You don't agree with me? Think about this. Unexpected medical bills are the biggest reason for personal bankruptcies in America today. These same unexpected medical bills are eating away at savings accounts inside most American households, and for the past 20 years, 80 percent of the wage increases employers have doled out to the workforce have gone to pay for health insurance.
So, what's the story?
Well, I can tell you what the story is not. The story of our industry is not about the Affordable Care Act's squeeze on your compensation. The story of our industry is not about the consolidation of insurance carriers that has left you and your clients with fewer options.
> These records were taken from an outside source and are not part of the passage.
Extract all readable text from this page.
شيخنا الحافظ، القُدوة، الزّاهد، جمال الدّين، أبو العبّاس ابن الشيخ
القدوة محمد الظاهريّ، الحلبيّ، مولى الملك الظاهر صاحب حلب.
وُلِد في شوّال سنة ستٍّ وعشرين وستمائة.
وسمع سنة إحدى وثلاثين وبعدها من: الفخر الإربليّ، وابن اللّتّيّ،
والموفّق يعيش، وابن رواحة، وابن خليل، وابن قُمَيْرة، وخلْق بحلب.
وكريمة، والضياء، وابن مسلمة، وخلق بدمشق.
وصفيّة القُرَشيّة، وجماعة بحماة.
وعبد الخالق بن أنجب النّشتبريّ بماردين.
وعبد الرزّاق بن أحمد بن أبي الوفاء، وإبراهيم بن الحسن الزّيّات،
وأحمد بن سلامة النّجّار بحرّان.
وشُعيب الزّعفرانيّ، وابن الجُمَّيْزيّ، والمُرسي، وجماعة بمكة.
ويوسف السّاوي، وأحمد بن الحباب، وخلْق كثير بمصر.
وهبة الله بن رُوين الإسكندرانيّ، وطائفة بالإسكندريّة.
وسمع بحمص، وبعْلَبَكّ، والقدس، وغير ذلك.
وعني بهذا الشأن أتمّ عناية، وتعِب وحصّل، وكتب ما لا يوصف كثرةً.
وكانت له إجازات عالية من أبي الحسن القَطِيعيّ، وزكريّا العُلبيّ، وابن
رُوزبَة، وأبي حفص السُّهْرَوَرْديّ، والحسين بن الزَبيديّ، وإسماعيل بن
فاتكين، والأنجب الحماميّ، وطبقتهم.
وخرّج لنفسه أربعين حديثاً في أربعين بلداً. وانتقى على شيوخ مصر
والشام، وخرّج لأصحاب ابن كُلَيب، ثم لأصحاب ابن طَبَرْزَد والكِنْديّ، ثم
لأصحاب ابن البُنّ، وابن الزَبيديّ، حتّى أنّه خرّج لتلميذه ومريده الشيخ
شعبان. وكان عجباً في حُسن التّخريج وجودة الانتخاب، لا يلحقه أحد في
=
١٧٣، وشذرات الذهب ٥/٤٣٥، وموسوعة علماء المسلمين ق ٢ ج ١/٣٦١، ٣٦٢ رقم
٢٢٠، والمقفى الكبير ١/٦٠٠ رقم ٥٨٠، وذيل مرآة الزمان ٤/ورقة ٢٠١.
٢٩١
It's not even about all the new technology solutions that have helped bring the health insurance industry into the 21st century. No, this story is about the one group of individuals that is often ignored when it comes to piecing together the health insurance puzzle that is driven by insurance products: the consumer.
The members inside the health insurance plans you advise are your true clients. Point the finger at them for their lack of consumerism all you want, but they need your help. They are stuck in a dysfunctional health care system and have no clue how to navigate the ocean of providers and hospitals that make up the PPO network you placed them in through an insurance product you sold the employer.
After all, it is their decisions within the health care system that drive the cost of the health insurance plans you and their employer choose. Instead of shifting the financial burden to the consumer by way of increased deductibles, out-of-pocket limits and premium contributions, why don't you teach them how to purchase the health care services they need?
When you can help the member slash the cost of what they pay inside the health care system, you can begin helping the employer reduce the cost of health insurance.
When you help the member bring more money home because of the wiser, more affordable health care decisions being made, you change lives; and when you change lives, you are making the health insurance industry better. Doesn't that feel good?
At the end of the day, you are using insurance products to solve the needs of your clients; but the story is much bigger than that.
I repeat, health care is the biggest financial threat our country faces today and the biggest financial threat to every member inside every health insurance plan you sell. As a benefits broker, you are either part of the problem or part of the solution.
When you sell a story and you help the consumer enhance his or her life, both physically and financially, you are guiding our industry in the right direction.
And when your real client (the consumer) wins, the employer wins, you win, and our industry wins. You become a true benefits barista! That is a high that no amount of caffeine from a cup of Starbucks coffee can match.